14 The Attorney General has very properly conveyed to the Court that, if that is the conclusion that the Court came to, that would be the end of the motions on his side of the record. The RSL has indicated that, if I came to the contrary conclusion, it would seek to press its motion for the orders to be set aside and an alternative order made. However, in view of the conclusion I have come to, there is no need for me to give consideration to that motion.
15 A submission was put to me by Mr Young that the order, if construed as contended for by the Attorney General, would be beyond the power as to costs conferred on the Court by s 76 of the Supreme Court Act 1970, by reason of the fact that it would in effect be an order that a party pay costs out of a particular portion of its own assets, bearing in mind that the 67 per cent of the "fund" constituted by the net proceeds of sale of the Centre was its own asset, with which it could do as it pleased. It may or may not be that the Court has power to order a person who it deems should be liable to costs to pay those costs out of a particular asset. I do not intend to determine this rather recondite argument as to power, as I do not think it is necessary for the decision of these applications. If there is power to make such an order it would only be made in most exceptional circumstances.

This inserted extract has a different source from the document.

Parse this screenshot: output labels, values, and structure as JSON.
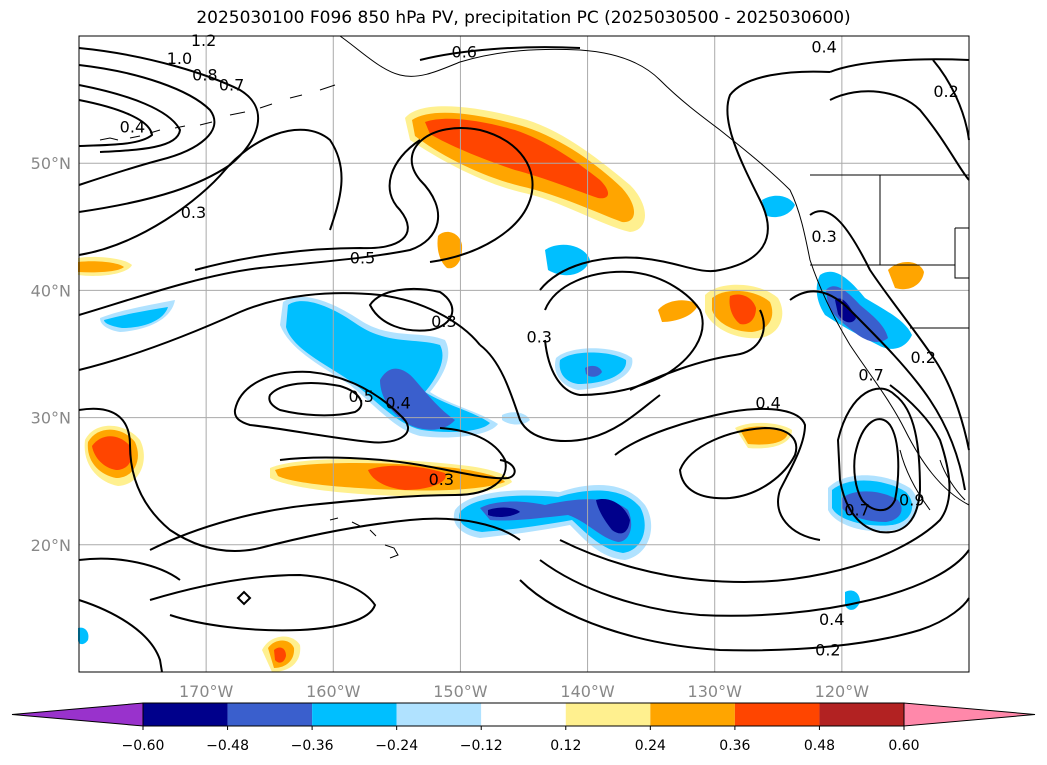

16 I do not think it is necessary for me to make any formal order on the Attorney General's motion arising out of these reasons, since I have clearly indicated in these reasons the Court's view as to the meaning and import of orders 4 and 5. As I understand it, I am not asked by the parties to make any formal order in that regard. The RSL's motion may be dismissed. However, so that the ambit of the costs ordered may be clear, I shall order that the costs to be dealt with under orders 4 and 5 in the manner in which I have indicated shall include all costs of both parties of the proceedings up to the present time.